SixtiesFan wrote:The 1967 playoff seeding worked out well for Vince Lombardi. The 9-4-1 Packers hosted the 11-1-2 Rams in Milwaukee. The temperature was 13 degrees with a wind chill of -3.
Hey, the Packers gave the Rams a break by playing in Milwaukee! Look what happened the next week in Green Bay!
Of course, there was no seeding in 1967. I may have been confused by the goofy 1970-74 format, but 1967-69 was a simple rotation.
The Packers played both the Colts and the Rams on the road that year. Both close losses. Maybe if the Colt game is in Green Bay, the Packers win. Then they win in LA as well because people are complaining about the Packers eventual 9-4-1 record, even though the divisions were now split and they weren't directly competing with the Colts and Rams anymore.

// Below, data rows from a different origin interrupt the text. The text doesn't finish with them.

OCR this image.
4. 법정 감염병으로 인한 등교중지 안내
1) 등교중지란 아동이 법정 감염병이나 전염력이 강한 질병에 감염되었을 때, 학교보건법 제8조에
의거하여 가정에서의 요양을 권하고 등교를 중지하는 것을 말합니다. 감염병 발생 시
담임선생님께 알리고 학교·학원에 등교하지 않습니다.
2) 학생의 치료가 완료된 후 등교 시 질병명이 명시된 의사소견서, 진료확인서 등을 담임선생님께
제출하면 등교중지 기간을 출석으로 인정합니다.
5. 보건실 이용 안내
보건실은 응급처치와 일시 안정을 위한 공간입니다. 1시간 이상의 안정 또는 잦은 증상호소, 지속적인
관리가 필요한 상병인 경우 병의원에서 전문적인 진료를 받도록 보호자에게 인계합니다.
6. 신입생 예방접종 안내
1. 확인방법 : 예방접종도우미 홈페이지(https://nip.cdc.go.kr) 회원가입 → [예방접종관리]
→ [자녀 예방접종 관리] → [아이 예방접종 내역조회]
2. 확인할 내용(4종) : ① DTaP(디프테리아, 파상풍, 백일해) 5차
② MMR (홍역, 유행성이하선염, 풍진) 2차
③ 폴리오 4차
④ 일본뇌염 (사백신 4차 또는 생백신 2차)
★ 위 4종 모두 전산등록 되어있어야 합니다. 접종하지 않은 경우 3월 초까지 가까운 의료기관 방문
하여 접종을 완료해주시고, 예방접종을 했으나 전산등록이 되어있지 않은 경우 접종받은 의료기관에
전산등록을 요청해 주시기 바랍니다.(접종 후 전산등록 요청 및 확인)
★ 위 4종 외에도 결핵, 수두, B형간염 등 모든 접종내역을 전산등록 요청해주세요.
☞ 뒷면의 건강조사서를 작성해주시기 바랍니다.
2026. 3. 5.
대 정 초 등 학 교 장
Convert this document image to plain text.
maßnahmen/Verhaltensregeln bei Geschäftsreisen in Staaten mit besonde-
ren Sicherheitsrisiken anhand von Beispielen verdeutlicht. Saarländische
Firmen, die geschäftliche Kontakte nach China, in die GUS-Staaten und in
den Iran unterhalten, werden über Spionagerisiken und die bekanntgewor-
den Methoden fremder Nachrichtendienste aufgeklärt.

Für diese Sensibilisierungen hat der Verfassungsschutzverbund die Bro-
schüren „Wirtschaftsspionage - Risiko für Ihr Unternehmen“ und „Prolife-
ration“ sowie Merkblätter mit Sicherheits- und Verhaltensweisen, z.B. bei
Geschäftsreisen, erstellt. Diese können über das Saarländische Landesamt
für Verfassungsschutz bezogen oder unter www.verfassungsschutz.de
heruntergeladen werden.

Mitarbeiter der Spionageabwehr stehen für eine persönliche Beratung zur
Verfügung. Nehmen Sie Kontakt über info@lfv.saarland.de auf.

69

If you want to kick someone out of the 1967 playoffs, kick the Browns out. They were clearly the weakest of the four teams. Go geograpically correct, as today. Get the Colts in the east where they belong. I can even prevent the horror of Washington and Baltimore being in the same division. Baltimore goes in the East with Philly, Pittsburgh, and the Giants. That kicks Cleveland to the North. Sorry Minnesota.
The northernmost team should ideally be in the north, but at that time the Vikings were also more western than most, so they go out to the West with the Cardinals to play the 49ers and Rams. The Cowboys, Saints, Falcons, and Redskins make up the South, which I'm sure would make George Preston Marshall very happy.
Then again, the concept of a Southern Division may have not been looked on so fondly in 1967. But it gets the Colts back to the East. How did the Colts wind up in the West? Well, despite what NFL history books pretend, the Colts really were the successors to the Dallas Texans. The Texans were successors to the New York Yanks, and yeah I know, why aren't the Yanks in the East. Because the Giants and Yankees had to be in different divisions, ditto the Bears and Cardinals, so they called them "American" and "National" conferences for a while.
Don't get me started on the 1965 Colts Packers playoff game. The camera angle on Chandler's kick was inconclusive, the ball goes off the screen. Game never should have been played anyway, the Packers had already beaten the Colts twice that year!